Royer wagged his tail once more and turned around. He wanted Hector to follow.

Hector stood up and took hold of Roan’s reins to lead him along. It was still warm although it was in the middle of the night, so sleeping outside was not a problem. He had hoped for a good night’s sleep in a soft bed and for being able to wake up to a mug of strong tea and a good breakfast, but that was not an option now. It was fine, though. Hector had found Royer, and Royer was not hurt, so at least he had kept his part of his promise. And now he was convinced that whether the wolf man was a kind of werewolf or something entirely different, his travelling companion clearly was not a threat even during full moon. Having experienced that firsthand would give him an edge when he introduced Royer to his colleagues and Peter and the board when they finally reached Frankfurt.

Finally. Frankfurt seemed so ridiculously far away.

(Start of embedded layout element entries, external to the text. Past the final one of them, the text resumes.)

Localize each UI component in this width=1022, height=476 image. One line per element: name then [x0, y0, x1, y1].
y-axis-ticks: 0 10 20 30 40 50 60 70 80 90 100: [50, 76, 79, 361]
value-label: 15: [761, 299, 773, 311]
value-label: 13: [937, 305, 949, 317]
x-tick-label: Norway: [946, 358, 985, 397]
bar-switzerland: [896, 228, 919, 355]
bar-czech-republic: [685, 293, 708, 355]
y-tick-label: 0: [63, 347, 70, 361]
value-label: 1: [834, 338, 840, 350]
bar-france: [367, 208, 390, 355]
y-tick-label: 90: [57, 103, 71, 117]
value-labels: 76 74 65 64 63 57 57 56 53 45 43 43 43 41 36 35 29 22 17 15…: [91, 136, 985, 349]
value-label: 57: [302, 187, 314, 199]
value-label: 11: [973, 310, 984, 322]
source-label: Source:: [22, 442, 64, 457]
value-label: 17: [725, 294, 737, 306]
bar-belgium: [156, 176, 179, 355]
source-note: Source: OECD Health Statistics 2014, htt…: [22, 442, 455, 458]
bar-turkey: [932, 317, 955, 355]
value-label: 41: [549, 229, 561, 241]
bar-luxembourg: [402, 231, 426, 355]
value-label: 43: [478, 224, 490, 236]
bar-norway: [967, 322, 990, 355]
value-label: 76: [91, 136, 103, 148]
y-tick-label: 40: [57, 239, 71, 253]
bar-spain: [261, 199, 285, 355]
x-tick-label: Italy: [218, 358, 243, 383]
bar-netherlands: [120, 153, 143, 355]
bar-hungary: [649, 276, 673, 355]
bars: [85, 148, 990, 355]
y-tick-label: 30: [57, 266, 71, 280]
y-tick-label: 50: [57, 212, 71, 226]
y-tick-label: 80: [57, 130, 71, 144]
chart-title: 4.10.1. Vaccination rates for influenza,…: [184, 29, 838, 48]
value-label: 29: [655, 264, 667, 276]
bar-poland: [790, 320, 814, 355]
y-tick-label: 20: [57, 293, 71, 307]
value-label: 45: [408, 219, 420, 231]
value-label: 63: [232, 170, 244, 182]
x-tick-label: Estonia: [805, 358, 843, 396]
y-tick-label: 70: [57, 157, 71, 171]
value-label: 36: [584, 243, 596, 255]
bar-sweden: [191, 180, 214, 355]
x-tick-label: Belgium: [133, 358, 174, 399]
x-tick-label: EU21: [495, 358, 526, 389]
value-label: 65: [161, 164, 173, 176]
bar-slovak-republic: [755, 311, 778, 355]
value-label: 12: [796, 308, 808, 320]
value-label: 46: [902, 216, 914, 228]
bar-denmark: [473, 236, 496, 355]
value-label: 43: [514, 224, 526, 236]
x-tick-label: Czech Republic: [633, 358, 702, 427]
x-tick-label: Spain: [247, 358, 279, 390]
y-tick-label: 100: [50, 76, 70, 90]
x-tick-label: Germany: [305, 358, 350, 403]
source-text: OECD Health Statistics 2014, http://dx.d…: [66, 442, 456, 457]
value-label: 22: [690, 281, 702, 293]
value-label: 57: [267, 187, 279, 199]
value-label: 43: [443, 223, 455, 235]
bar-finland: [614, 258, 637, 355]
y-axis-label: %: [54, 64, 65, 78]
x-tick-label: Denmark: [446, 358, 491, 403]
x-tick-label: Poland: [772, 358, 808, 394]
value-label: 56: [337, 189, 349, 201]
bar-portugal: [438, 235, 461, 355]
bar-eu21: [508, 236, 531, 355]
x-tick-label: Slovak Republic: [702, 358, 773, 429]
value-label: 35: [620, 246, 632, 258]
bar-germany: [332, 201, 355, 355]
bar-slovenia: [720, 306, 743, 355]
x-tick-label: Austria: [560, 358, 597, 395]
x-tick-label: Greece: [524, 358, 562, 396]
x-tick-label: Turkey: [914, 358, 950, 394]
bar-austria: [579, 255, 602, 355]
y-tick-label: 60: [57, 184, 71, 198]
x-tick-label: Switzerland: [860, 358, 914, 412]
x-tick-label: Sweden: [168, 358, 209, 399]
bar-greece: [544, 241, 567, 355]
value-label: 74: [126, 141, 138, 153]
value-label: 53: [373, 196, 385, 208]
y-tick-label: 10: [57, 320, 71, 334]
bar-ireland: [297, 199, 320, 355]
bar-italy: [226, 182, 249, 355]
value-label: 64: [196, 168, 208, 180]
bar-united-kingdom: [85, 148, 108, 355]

He could not just enter the villages on the way with a wolf. And he especially couldn’t saunter into the city back home with a wolf. They would have to stay out here until Royer could turn back into his human form.

Royer led him to a clearing in the woods where the moonlight made the undergrowth silvery and the shadows deep. It was cosy, but there was plenty of room for a horse, a wolf and a man. Royer sat down and studied Hector while he unrolled his blanket. The one he still had after carrying the werewolf’s head in the other one.

“Is something wrong?” Hector asked.

Naturally Royer did not reply, but Hector could feel a wave of loneliness wash over him.

“Come here,” he said and patted the blanket. “You can sleep here.”

Royer’s ears were now standing upright again and he stepped closer, walked around in circles a few times and then lay down rolled up so close to Hector that they were almost touching. Hector reached out his hand and stroked the wolf’s back. Strange. Everything felt very different with Royer. Different from what? Other people. Normal people. When Royer was a wolf, he behaved very much like a big and kind dog. Apparently that didn’t even change at full moon. At first Hector was not sure that Royer wanted him to pet him or stroke his fur, but it felt like the wolf enjoyed it.

Hector turned around so that they were lying back to back after a while. Despite the warmth of the summer night, it was nice to feel Royer there. Perhaps, Hector mused, it was not that Royer was dog-like when he was a wolf. Perhaps he was like this all the time and Hector merely didn’t think about it when Royer was a man because as a rule, people didn’t scratch each other behind the ears. He smiled at the thought and closed his eyes.